-«Ништо» - сказал он - «ништо». Хлопнул по коленкам и промахнулся. С удивлением посмотрел на тощие палки, вырисовывающиеся под обвисшим черным тряпьем, признавая в них родные конечности.- «Ништо». Встал, хрустя надломленной вафлей. Огляделся. Пошел к стрельчатому окну. Кряхтеть перестал на полпути, одумашись. Отсутствие комильфы - пронеслось в затхлом чуланчике, в который постепенно превращался его мозг.
Большую часть окна забирало себе небо, оставляя небольшой уголок петляющей дорожке, жухлой траве и кроткому отрезку горизонта. -«Ништо». Первые минут пятнадцать стоял бездумно, водя руками по пыльному подоконнику, размывая синеву за проемом бледностью подернутых белесой пленкой голубых глаз на белой коже. Дубленной. Выделка высшей пробы без капли соли, ибо глазницы никогда не знали слез.

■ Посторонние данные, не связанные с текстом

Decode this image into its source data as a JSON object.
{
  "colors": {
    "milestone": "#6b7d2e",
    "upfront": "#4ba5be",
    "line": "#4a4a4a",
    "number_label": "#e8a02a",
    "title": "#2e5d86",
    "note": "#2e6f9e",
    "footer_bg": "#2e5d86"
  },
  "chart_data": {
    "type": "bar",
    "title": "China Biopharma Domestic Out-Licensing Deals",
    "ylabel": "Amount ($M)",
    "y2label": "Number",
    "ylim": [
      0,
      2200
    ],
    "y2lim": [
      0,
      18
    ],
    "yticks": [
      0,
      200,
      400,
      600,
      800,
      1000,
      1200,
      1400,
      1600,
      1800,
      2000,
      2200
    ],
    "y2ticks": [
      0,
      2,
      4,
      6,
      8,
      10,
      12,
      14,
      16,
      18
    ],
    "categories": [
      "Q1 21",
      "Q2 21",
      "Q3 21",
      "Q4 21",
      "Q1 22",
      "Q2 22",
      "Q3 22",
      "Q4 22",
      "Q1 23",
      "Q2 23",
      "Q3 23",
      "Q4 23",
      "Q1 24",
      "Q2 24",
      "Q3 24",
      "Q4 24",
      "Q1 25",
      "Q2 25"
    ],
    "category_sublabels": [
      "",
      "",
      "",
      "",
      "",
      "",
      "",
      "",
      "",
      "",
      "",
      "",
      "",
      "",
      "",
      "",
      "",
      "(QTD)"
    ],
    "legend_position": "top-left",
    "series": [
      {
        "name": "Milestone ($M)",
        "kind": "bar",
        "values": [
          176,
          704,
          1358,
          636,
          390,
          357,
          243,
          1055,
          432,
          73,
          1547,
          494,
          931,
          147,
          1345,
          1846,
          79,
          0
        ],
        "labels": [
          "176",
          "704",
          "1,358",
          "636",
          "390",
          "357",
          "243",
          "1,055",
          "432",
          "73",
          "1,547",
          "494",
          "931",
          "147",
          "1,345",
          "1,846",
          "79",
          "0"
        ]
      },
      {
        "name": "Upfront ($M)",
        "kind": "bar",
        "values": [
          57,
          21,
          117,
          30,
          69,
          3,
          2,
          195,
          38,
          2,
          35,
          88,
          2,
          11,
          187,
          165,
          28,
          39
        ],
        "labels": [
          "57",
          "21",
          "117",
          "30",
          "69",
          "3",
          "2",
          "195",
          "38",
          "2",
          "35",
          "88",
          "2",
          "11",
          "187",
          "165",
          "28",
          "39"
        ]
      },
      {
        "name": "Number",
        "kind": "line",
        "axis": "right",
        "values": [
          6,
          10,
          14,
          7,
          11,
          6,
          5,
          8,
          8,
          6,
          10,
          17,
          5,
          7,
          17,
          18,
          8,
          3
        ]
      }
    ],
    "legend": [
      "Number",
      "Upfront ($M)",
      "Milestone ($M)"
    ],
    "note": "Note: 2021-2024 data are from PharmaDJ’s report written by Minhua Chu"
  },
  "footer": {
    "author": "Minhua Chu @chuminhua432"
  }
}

-«Ништо, скоро появится, давно уж не приходил никто». Так размышлял старик, сминая в уме (или что там осталось, одно название, может) видимую часть тропки в скрученный язычок, чей скат вел к двери в замок, недоступной для обозрения. -«Оне всегда приходят, дурачки-то». Успокоившись, оглянулся, нашел кресло и вялой поступью преодолел несколько саженей. Заглянул под подол свисавший. Все на месте. Быстренько и скоропостижно почах над золотишком для приличия и уже хотел, как бы невзначай, почесать яйцо. Но утку пожалел. Щуку. И другую живность. Новых-то наловить сил уже нет совсем…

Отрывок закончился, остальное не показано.